Il y a aussi la question des quotas, en France nous sommes très frileux avec les quotas or nous savons que leur instauration donne des résultats. Par exemples, dans des universités américaines et norvégienne comme celle de Trondheim, avec les quotas le pourcentage des femmes en informatique est passé de 7 à 40%. Cela a été mis en place dans les débuts des années 2000 et maintenant les quotas ont été supprimés donc la nécessité d’instaurer un pourcentage minimum de femmes dans certaines filières techniques, scientifiques et informatiques est une question qui doit se poser en France.
C’est important d’aller dans les collèges et lycées pour présenter les métiers du numérique et de proposer par exemple des ateliers d’initiation au code. Nos formations proposent que leur apprenants animent des ateliers de code dans les collèges. Ceci est très instructif parce que souvent les filles ne veulent pas y participer mais quand nous insistons et qu’elles y vont, elles réussissent aussi bien que les garçons donc il y a énormément de travail à faire. C’est un travail de longue haleine mais il faut que cela soit fait par les médias, les écoles, les établissements et, les entreprises, elles-aussi ont un rôle à jouer. Elles disent toutes vouloir recruter des femmes mais que font-elles pour qu’il y ait plus de femmes qui arrivent chez elles et que font-elles pour les garder ? L’association Femmes ingénieures explique qu’au bout de 10 ans les femmes ne sont plus ingénieures, elles occupent un autre poste. La tech reste un milieu complexe, voir dur pour y faire carrière à la longue.

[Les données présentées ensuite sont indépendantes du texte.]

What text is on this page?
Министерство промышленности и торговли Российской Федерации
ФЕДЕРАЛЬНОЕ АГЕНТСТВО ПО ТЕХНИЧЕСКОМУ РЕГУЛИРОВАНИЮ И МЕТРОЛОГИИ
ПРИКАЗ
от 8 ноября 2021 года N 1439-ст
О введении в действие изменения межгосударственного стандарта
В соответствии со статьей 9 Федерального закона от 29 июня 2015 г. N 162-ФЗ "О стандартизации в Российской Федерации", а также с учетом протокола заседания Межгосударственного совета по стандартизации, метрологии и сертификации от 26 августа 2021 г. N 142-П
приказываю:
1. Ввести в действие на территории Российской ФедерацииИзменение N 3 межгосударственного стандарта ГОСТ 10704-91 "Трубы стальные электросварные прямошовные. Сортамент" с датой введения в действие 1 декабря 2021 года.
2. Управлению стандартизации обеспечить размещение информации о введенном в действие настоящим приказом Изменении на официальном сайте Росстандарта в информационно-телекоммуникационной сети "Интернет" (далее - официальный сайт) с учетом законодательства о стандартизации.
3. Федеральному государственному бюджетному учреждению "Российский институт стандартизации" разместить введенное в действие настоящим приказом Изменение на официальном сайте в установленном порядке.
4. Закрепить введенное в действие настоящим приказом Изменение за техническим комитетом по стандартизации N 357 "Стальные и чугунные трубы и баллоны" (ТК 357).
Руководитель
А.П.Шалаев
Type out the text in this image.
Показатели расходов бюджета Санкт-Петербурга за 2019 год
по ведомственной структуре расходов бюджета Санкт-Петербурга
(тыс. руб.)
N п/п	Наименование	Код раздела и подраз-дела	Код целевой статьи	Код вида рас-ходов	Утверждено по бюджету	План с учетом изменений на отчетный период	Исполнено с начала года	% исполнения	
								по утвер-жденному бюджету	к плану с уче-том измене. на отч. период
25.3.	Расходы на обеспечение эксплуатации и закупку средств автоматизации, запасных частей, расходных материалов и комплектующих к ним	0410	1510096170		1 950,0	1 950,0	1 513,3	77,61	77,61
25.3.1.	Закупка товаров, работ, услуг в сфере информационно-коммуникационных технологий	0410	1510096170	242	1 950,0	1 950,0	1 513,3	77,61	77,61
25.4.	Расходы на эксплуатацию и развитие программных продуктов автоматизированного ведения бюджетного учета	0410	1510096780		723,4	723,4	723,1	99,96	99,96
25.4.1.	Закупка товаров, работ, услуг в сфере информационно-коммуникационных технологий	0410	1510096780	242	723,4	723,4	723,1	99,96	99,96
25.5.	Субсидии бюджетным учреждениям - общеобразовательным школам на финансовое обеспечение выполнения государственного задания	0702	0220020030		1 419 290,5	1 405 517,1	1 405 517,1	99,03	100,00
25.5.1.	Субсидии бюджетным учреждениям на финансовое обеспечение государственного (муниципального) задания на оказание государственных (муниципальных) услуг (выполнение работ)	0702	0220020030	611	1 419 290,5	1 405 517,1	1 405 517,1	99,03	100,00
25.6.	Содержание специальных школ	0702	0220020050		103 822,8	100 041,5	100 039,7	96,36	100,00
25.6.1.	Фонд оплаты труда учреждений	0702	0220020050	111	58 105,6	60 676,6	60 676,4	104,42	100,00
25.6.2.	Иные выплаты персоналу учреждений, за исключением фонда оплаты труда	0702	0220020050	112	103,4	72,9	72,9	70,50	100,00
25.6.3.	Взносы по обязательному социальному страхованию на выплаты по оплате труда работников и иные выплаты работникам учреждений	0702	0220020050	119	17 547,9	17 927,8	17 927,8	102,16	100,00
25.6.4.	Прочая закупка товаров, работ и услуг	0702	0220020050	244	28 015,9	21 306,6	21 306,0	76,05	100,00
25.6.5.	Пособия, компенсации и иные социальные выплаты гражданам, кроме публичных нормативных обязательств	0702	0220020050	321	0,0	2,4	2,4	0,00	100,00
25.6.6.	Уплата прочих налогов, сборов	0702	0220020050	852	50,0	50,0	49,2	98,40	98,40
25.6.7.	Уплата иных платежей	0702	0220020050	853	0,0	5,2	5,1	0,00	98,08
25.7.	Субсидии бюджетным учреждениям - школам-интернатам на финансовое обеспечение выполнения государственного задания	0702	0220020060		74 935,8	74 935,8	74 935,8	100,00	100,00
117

J’ai toujours le même message pour les jeunes femmes qui souhaitent aller vers les métiers du numérique : qu’elles osent, qu’elles y aillent et qu’elles se renseignent car c’est à leur portée. Ça serait dommage qu’elles se privent d’un secteur qui est porteur d’opportunités professionnelles, qui permet des carrières intéressantes avec des salaires attractifs uniquement parce que ce secteur a été accaparé par les hommes.